So I’ve been trying to fix this strange problem with no success:
I’ve setup a simple scene, a square domain, a container in that domain, fluid in the container, and a object that will impact the fluid. Trouble is, when I press Bake, the domain changes into this strange blob form, seemingly ignoring the obstacles and the location of the fluid, and the domain boundaries. What is going on?
untitled.blend (547 KB)
Fluids are a little counterintuitive if you don’t read up on them in detail. The domain is the fluid. Sort of. The fluid object you placed inside it is more like a marker for properties like volume and initial velocity. The domain’s original shape still forms the bounds of the simulation, but the mesh of the fluid comes from the domain.
As for why obstacles are being ignored, we’ll have to see your .blend file. There are a number of reasons this could happen.
Added .blend file to original post.
–Is there any way to see the original domain after the bake? I see that sometimes it will briefly flash on the screen when recalculating. But if I try manipulating the the “domain object” it uses this new blob.
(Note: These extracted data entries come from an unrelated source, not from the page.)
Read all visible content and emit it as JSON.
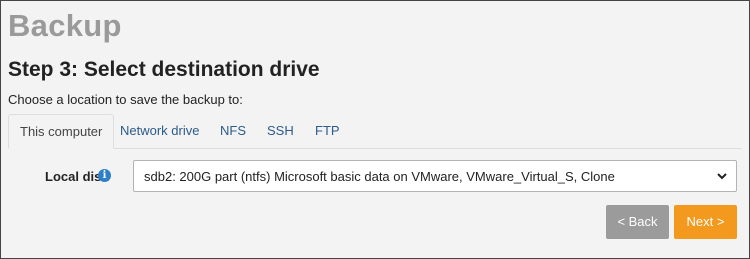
{
  "page": {
    "title": "Backup",
    "step_title": "Step 3: Select destination drive",
    "subtitle": "Choose a location to save the backup to:"
  },
  "tabs": [
    {
      "label": "This computer",
      "active": true
    },
    {
      "label": "Network drive",
      "active": false
    },
    {
      "label": "NFS",
      "active": false
    },
    {
      "label": "SSH",
      "active": false
    },
    {
      "label": "FTP",
      "active": false
    }
  ],
  "local_disk": {
    "label": "Local disk",
    "info_icon": "info-icon",
    "selected": "sdb2: 200G part (ntfs) Microsoft basic data on VMware, VMware_Virtual_S, Clone"
  },
  "buttons": {
    "back_label": "< Back",
    "next_label": "Next >"
  },
  "colors": {
    "next_button": "#f39a1e",
    "back_button": "#9b9b9b",
    "tab_link": "#2c5b8c",
    "info_icon": "#2d80c8"
  }
}
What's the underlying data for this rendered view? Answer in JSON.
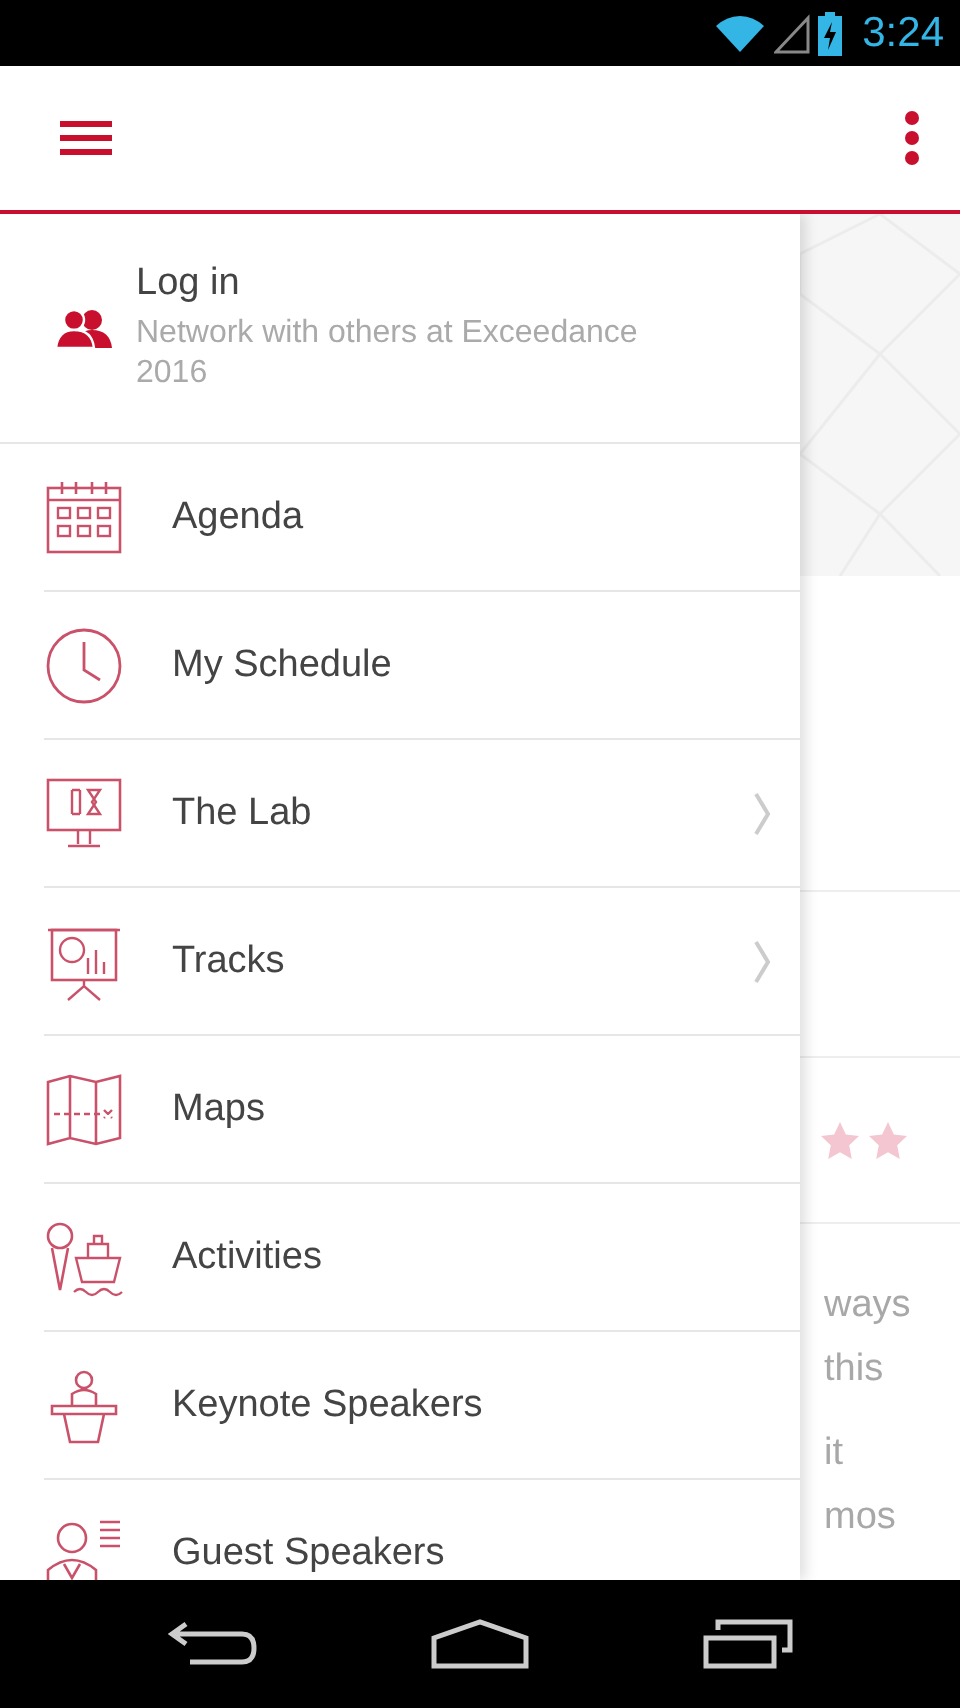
{
  "status_bar": {
    "time": "3:24"
  },
  "drawer": {
    "account": {
      "title": "Log in",
      "subtitle": "Network with others at Exceedance 2016"
    },
    "items": [
      {
        "label": "Agenda",
        "has_submenu": false
      },
      {
        "label": "My Schedule",
        "has_submenu": false
      },
      {
        "label": "The Lab",
        "has_submenu": true
      },
      {
        "label": "Tracks",
        "has_submenu": true
      },
      {
        "label": "Maps",
        "has_submenu": false
      },
      {
        "label": "Activities",
        "has_submenu": false
      },
      {
        "label": "Keynote Speakers",
        "has_submenu": false
      },
      {
        "label": "Guest Speakers",
        "has_submenu": false
      }
    ]
  },
  "background": {
    "texts": [
      "ways",
      "this",
      "it",
      "mos"
    ]
  }
}
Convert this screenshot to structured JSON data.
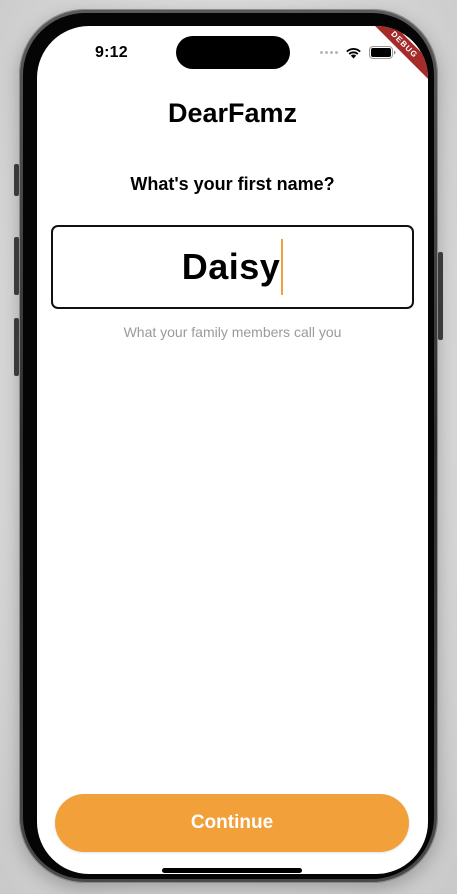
{
  "status_bar": {
    "time": "9:12",
    "debug_banner": "DEBUG",
    "icons": [
      "cellular-signal-icon",
      "wifi-icon",
      "battery-icon"
    ]
  },
  "app": {
    "title": "DearFamz"
  },
  "form": {
    "question": "What's your first name?",
    "name_value": "Daisy",
    "helper_text": "What your family members call you"
  },
  "actions": {
    "continue_label": "Continue"
  },
  "colors": {
    "accent": "#f2a03a",
    "helper_text": "#9a9a9a",
    "debug_banner": "#a52a2a",
    "background": "#ffffff"
  }
}
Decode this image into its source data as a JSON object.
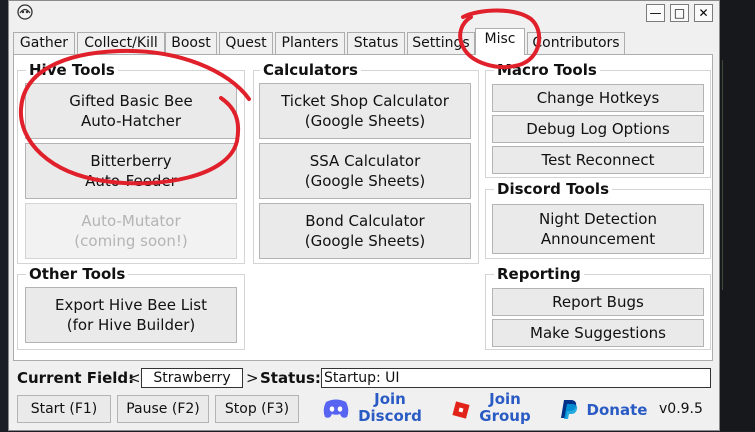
{
  "window": {
    "minimize_glyph": "—",
    "maximize_glyph": "□",
    "close_glyph": "✕"
  },
  "tabs": [
    {
      "label": "Gather"
    },
    {
      "label": "Collect/Kill"
    },
    {
      "label": "Boost"
    },
    {
      "label": "Quest"
    },
    {
      "label": "Planters"
    },
    {
      "label": "Status"
    },
    {
      "label": "Settings"
    },
    {
      "label": "Misc",
      "active": true
    },
    {
      "label": "Contributors"
    }
  ],
  "hive_tools": {
    "title": "Hive Tools",
    "gifted_hatcher": {
      "line1": "Gifted Basic Bee",
      "line2": "Auto-Hatcher"
    },
    "bitterberry_feeder": {
      "line1": "Bitterberry",
      "line2": "Auto-Feeder"
    },
    "auto_mutator": {
      "line1": "Auto-Mutator",
      "line2": "(coming soon!)"
    }
  },
  "calculators": {
    "title": "Calculators",
    "ticket_shop": {
      "line1": "Ticket Shop Calculator",
      "line2": "(Google Sheets)"
    },
    "ssa": {
      "line1": "SSA Calculator",
      "line2": "(Google Sheets)"
    },
    "bond": {
      "line1": "Bond Calculator",
      "line2": "(Google Sheets)"
    }
  },
  "other_tools": {
    "title": "Other Tools",
    "export_hive": {
      "line1": "Export Hive Bee List",
      "line2": "(for Hive Builder)"
    }
  },
  "macro_tools": {
    "title": "Macro Tools",
    "change_hotkeys": "Change Hotkeys",
    "debug_log": "Debug Log Options",
    "test_reconnect": "Test Reconnect"
  },
  "discord_tools": {
    "title": "Discord Tools",
    "night_detection": {
      "line1": "Night Detection",
      "line2": "Announcement"
    }
  },
  "reporting": {
    "title": "Reporting",
    "report_bugs": "Report Bugs",
    "make_suggestions": "Make Suggestions"
  },
  "status_bar": {
    "current_field_label": "Current Field:",
    "prev_arrow": "<",
    "next_arrow": ">",
    "current_field": "Strawberry",
    "status_label": "Status:",
    "status_value": "Startup: UI"
  },
  "bottom_bar": {
    "start": "Start (F1)",
    "pause": "Pause (F2)",
    "stop": "Stop (F3)",
    "join_discord": {
      "line1": "Join",
      "line2": "Discord"
    },
    "join_group": {
      "line1": "Join",
      "line2": "Group"
    },
    "donate": "Donate",
    "version": "v0.9.5"
  },
  "colors": {
    "annotation": "#e0202a",
    "discord": "#5865f2",
    "roblox": "#e2231a",
    "paypal_dark": "#003087",
    "paypal_light": "#009cde",
    "link_text": "#2a5bc4"
  }
}
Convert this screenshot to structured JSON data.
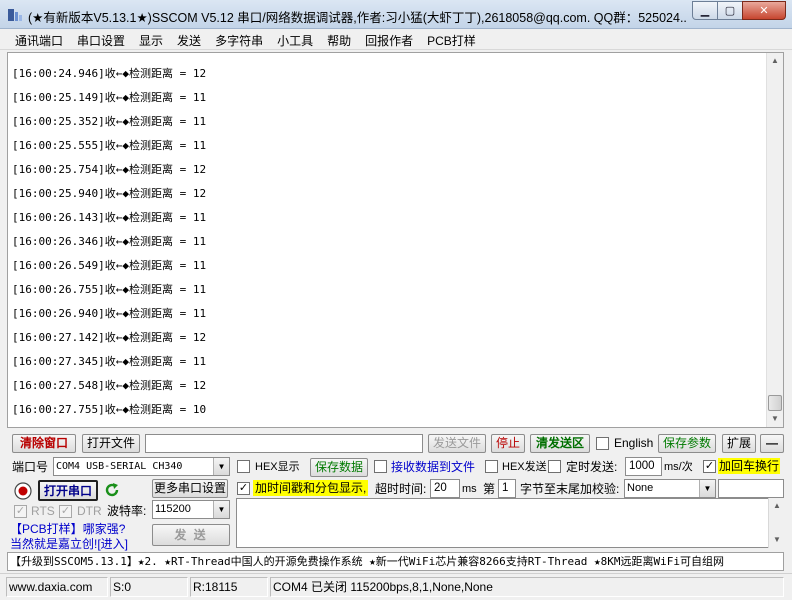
{
  "window": {
    "title": "(★有新版本V5.13.1★)SSCOM V5.12 串口/网络数据调试器,作者:习小猛(大虾丁丁),2618058@qq.com. QQ群：525024..."
  },
  "menu": [
    "通讯端口",
    "串口设置",
    "显示",
    "发送",
    "多字符串",
    "小工具",
    "帮助",
    "回报作者",
    "PCB打样"
  ],
  "log": [
    "[16:00:24.946]收←◆检测距离 = 12",
    "[16:00:25.149]收←◆检测距离 = 11",
    "[16:00:25.352]收←◆检测距离 = 11",
    "[16:00:25.555]收←◆检测距离 = 11",
    "[16:00:25.754]收←◆检测距离 = 12",
    "[16:00:25.940]收←◆检测距离 = 12",
    "[16:00:26.143]收←◆检测距离 = 11",
    "[16:00:26.346]收←◆检测距离 = 11",
    "[16:00:26.549]收←◆检测距离 = 11",
    "[16:00:26.755]收←◆检测距离 = 11",
    "[16:00:26.940]收←◆检测距离 = 11",
    "[16:00:27.142]收←◆检测距离 = 12",
    "[16:00:27.345]收←◆检测距离 = 11",
    "[16:00:27.548]收←◆检测距离 = 12",
    "[16:00:27.755]收←◆检测距离 = 10"
  ],
  "toolbar": {
    "clear": "清除窗口",
    "open_file": "打开文件",
    "file_path": "",
    "send_file": "发送文件",
    "stop": "停止",
    "clear_send": "清发送区",
    "english": "English",
    "save_params": "保存参数",
    "expand": "扩展",
    "collapse": "—"
  },
  "port": {
    "port_label": "端口号",
    "port_value": "COM4 USB-SERIAL CH340",
    "open_port": "打开串口",
    "more_settings": "更多串口设置",
    "rts": "RTS",
    "dtr": "DTR",
    "baud_label": "波特率:",
    "baud_value": "115200",
    "send": "发  送"
  },
  "options": {
    "hex_display": "HEX显示",
    "save_data": "保存数据",
    "recv_to_file": "接收数据到文件",
    "hex_send": "HEX发送",
    "timed_send": "定时发送:",
    "interval": "1000",
    "interval_unit": "ms/次",
    "add_crlf": "加回车换行",
    "timestamp": "加时间戳和分包显示,",
    "timeout_label": "超时时间:",
    "timeout": "20",
    "timeout_unit": "ms",
    "byte_prefix": "第",
    "byte_index": "1",
    "byte_suffix": "字节至末尾加校验:",
    "checksum": "None",
    "send_text": ""
  },
  "promo": {
    "line1_a": "【PCB打样】",
    "line1_b": "哪家强?",
    "line2_a": "当然就是嘉立创!",
    "line2_b": "[进入]"
  },
  "marquee": "【升级到SSCOM5.13.1】★2. ★RT-Thread中国人的开源免费操作系统 ★新一代WiFi芯片兼容8266支持RT-Thread ★8KM远距离WiFi可自组网",
  "status": {
    "site": "www.daxia.com",
    "sent": "S:0",
    "recv": "R:18115",
    "port_state": "COM4 已关闭  115200bps,8,1,None,None"
  },
  "colors": {
    "highlight": "#ffff00",
    "red_text": "#b80000",
    "green_text": "#007a00",
    "link_blue": "#0000cc"
  }
}
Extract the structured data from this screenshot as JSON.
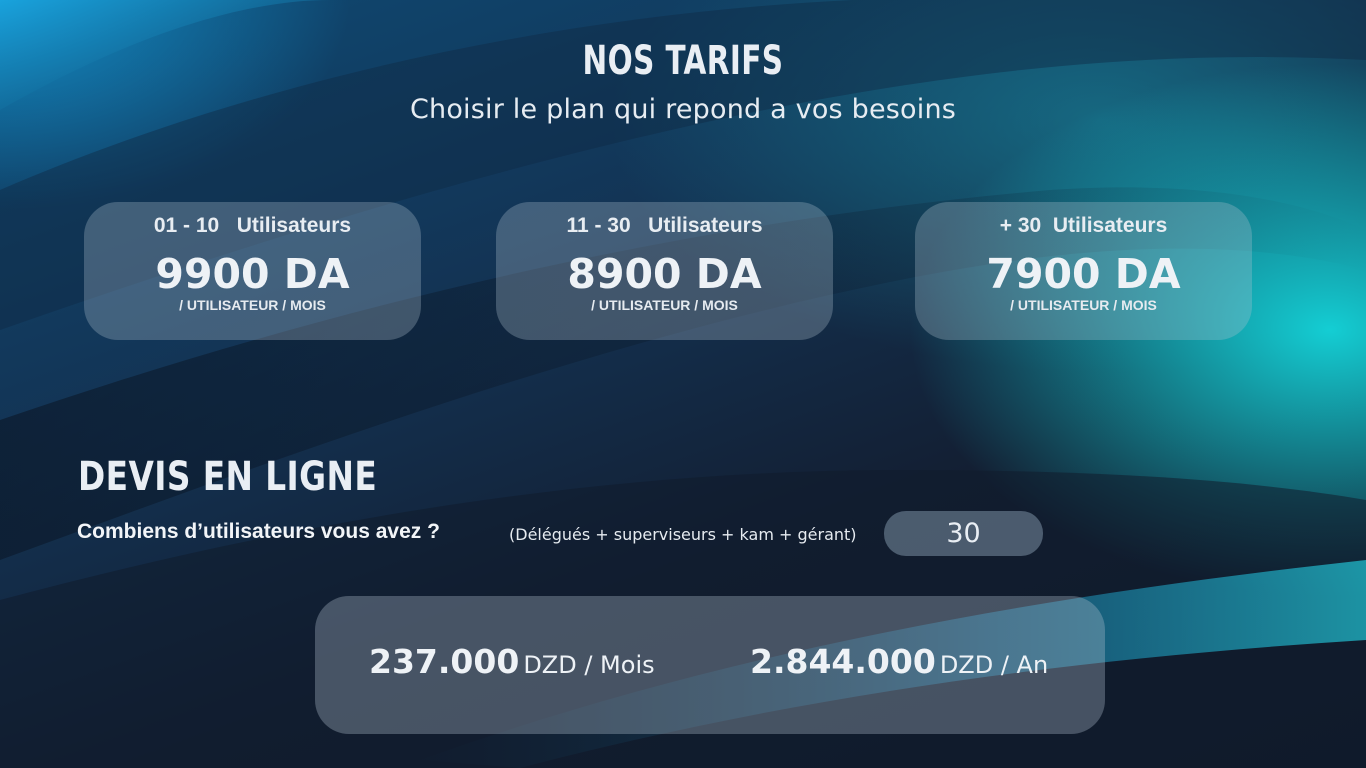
{
  "header": {
    "title": "NOS TARIFS",
    "subtitle": "Choisir le plan qui repond a vos besoins"
  },
  "plans": [
    {
      "users": "01 - 10   Utilisateurs",
      "price": "9900 DA",
      "per": "/ UTILISATEUR / MOIS"
    },
    {
      "users": "11 - 30   Utilisateurs",
      "price": "8900 DA",
      "per": "/ UTILISATEUR / MOIS"
    },
    {
      "users": "+ 30  Utilisateurs",
      "price": "7900 DA",
      "per": "/ UTILISATEUR / MOIS"
    }
  ],
  "quote": {
    "title": "DEVIS EN LIGNE",
    "question": "Combiens d’utilisateurs vous avez ?",
    "hint": "(Délégués + superviseurs + kam + gérant)",
    "user_count": "30"
  },
  "totals": {
    "monthly_amount": "237.000",
    "monthly_unit": "DZD / Mois",
    "yearly_amount": "2.844.000",
    "yearly_unit": "DZD / An"
  },
  "colors": {
    "accent_cyan": "#14d7dc",
    "background_dark": "#102338",
    "text": "#eef2f6"
  }
}
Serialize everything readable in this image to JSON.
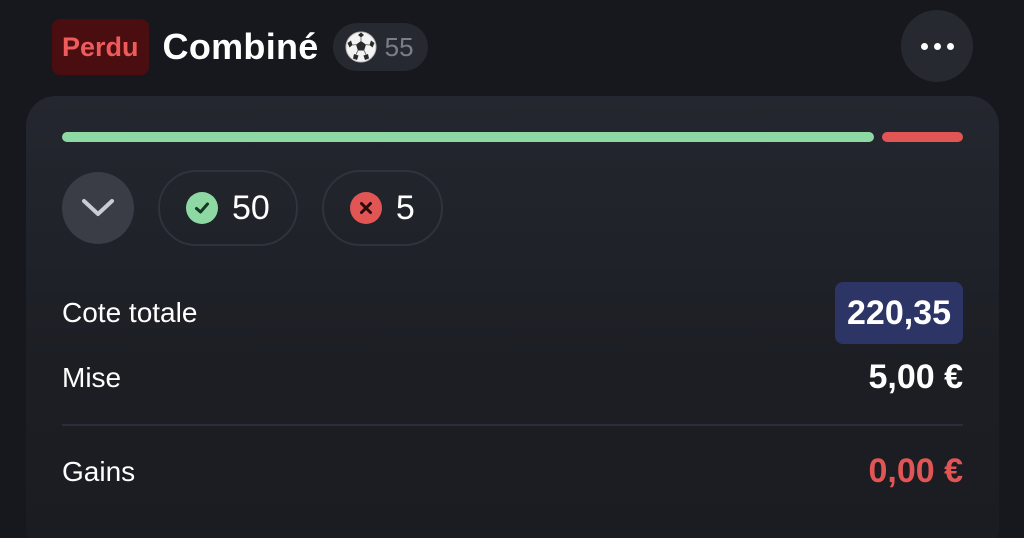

Don’t worry about seeing the domain. There’s no need.
There are several problems here. First, you have scaled objects but not applied their scale. That always causes problems. Object>Apply>Scale.
The second problem is that you’ve used a cube as your fluid object. It’s best to use an icosphere from all I’ve ever seen.
The third comes down to resolution. Your simulation has a very low resolution, so it won’t be accurate. At this scale, the thickness of the obstacle is also probably too thin. For fluids in a container, it’s best to make an invisible duplicate with much thicker walls, so it only seems to be interacting with the container you want to see. I’ve attached a modifed .blend to demonstrate this for you. When you bake the simulation, note that it still looks like it’s coming through the sides a little bit. This is because I only bumped the resolution from the default 65 up to 100, which is still pretty low. But you can still see the improved interaction between the fluid and the container. You might also try subdividing the container a few times to give it more geometry to work with. A plain cube doesn’t give it a lot to compute.
Oh, and in that .blend, I moved the fluid object to layer 4, which isn’t currently visible. No need to see the icosphere in the final simulation, but you should know where it is. Here it is.
Ah, very thorough, thank you very much. If you don’t mind, I do have 1 more question…Do you know how to / have you ever applied a image texture to the fluid sim? I’ve been trying (in cycles) but the rendered fluid turns up black. I’ve used texture nodes in Blender Render and have used textures with “normal objects” in Cycles, but I can’t get any image color when trying this with the fluid sim (other than using RGB Input).
I haven’t tried, and I’m not sure why you would. Usually if you’re mapping an image onto a mesh, you’re mapping it to specific points on the mesh, as in UV unwrapping. A fluid’s mesh is completely dynamic, and an image is static, so what would you even map it to? Aside from that, I don’t even know what the advantage would be over just creating a good material with shaders.
Its a little convoluted, but here’s what I’m looking to do:
-Originally, I was looking to make an animation of an “object splashing into water” say a cannon ball / projectile. This animation would then be used in Unity 3D for when players miss their shots and the ball/projectile would land in water.
-So I got the fluid sim going (not the one I used in this thread) with an inflow, obstacles, etc to get a good splash, and all was well.
-But I noticed that the default “blender water” clear color, didn’t look very good when placed in the game scene (since its color was so far off from the ocean planes it would be spawned from). I tried just playing with the fluid color, but it was way to uniform and still didn’t match the colors of the ocean planes very well.
-At that point I wondered if I could just apply a texture to the fluid sim (the texture being one of the ocean planes) so it would color match well and would “look more dynamic” by virtue of using the detailed ocean textures I had.
-Your point about fluid being very dynamic, and perhaps being impossible to “texture” is well taken. Though I’ve also animated regular planes with displacement mods and null objects, which can warp the mesh fairly severely when dialed up …so I thought that perhaps it would work with fluid also (though what would happen when pieces break off and become truly 3d I had no idea what would happen).
–I attached a link to a video that is sort of what I was looking to do (wait for some of the larger splashes), but I wanted to use blender instead of a more traditional animated 2d sprite.
Hmmm. For splashes like that in a game, a fluid sim is probably overboard. Particles instead maybe? When you get into game engine stuff though, you’re beyond my knowledge.
It probably is a bit much, I gave it a shot though because I’m using the smoke sim for gun blasts (1-because the angles I need are awkward for normal particle systems 2-they look gorgeous). I’ll look into blender’s regular particle system more, and Unity has its own particle system also (which is nice, but you won’t get the almost photo-realistic results you can get with external programs).